What would be your expected output for this input:

001 AAA
001 AAA
001 AAA
001 BBB
001 BBB
002 BBB
002 CCC
002 CCC
002 AAA

Posted: Wed Feb 25, 2009 4:49 pm
by tbtcust
chulett , the expected output is:
001 AAA
001 AAA
001 AAA
001 BBB
001 BBB
002 BBB
002 CCC
002 CCC
002 AAA

That is because there are 001s with AAA abd BBB. There are 002s with BBB, CCC, and AAA.

Posted: Wed Feb 25, 2009 5:16 pm
by Kryt0n
tbtcust wrote:Sorry for the confusion guys.

001 and 002 is in the keyed field1. AAA, BBB, and CCC are in field2. When field1 is a duplicate the data in field2 should have the same value.

I need to capture all the records that have duplicates in field1 where field2 is different.
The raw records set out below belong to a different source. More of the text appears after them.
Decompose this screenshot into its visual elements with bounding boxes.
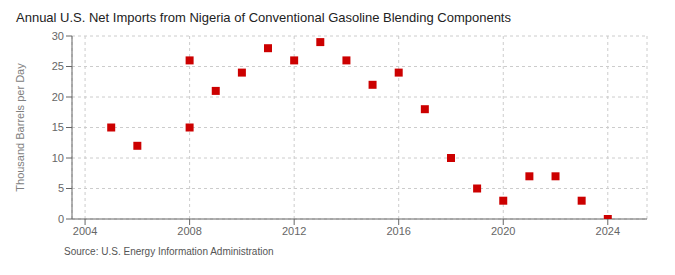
svg-text:15: 15 (52, 121, 64, 133)
svg-text:2004: 2004 (73, 225, 97, 237)
html-text:Annual U.S. Net Imports from N: Annual U.S. Net Imports from Nigeria of … (16, 10, 511, 25)
svg-text:2008: 2008 (177, 225, 201, 237)
svg-text:20: 20 (52, 91, 64, 103)
svg-text:0: 0 (58, 213, 64, 225)
svg-text:10: 10 (52, 152, 64, 164)
svg-text:30: 30 (52, 30, 64, 42)
html-text:Source: U.S. Energy Informatio: Source: U.S. Energy Information Administ… (64, 246, 274, 257)
svg-text:2024: 2024 (596, 225, 620, 237)
svg-text:2016: 2016 (386, 225, 410, 237)
svg-text:5: 5 (58, 182, 64, 194)
svg-text:25: 25 (52, 60, 64, 72)
svg-text:Thousand Barrels per Day: Thousand Barrels per Day (14, 63, 26, 192)
svg-text:2012: 2012 (282, 225, 306, 237)
svg-text:2020: 2020 (491, 225, 515, 237)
In the following example input:

001 AAA
001 AAA
001 AAA
002 BBB
002 CCC
002 AAA

I'd like to capture the following in an file
002 BBB
002 CCC
002 AAA
The way that first springs to mind...

Sort data by field1,field2
In transform stage, set up sv's to compare
if rowX(field1,field2) <> row(x-1)(field1,field2) - send down stream 1
if rowX(field1,field2) = row(x-1)(field1,field2) - send down stream 2

Use stream2 as a lookup in to stream1, if found in stream2, drop the record. With more thought, there may be something better to do but it's a start...

Posted: Wed Feb 25, 2009 6:01 pm
by ray.wurlod
Two Sort stages, each generating "change" columns. The first sorts by field1, the second by field1 ("don't sort, already sorted") and field2. The first generates a Key Change column, the second generates a Cluster Key Change column. The combination of these can be used to filter your rows.

Posted: Mon Mar 02, 2009 5:09 am
by manu_20lko
If you are using a version 8.1 than
SCD stage can solve your problem.

in SCD stage define both field1 and field2 as business keys and rest of keys if any as Type1 fields ....

SCD stage will keep the unique combination of both fields

Posted: Mon Mar 02, 2009 6:56 am
by Sainath.Srinivasan
Try

Code: Select all

sort -u <YourFile> | cut -f1 | uniq -c | grep -v ' 1 '
and use the output as a lookup to identify duplicates.

Posted: Tue Mar 03, 2009 5:57 pm
by tbtcust
Thank you all for your suggestions.

ray, I use the 2 sort stages and a transform to generate a lookup file. That lookup file is used to filter out the records that I need.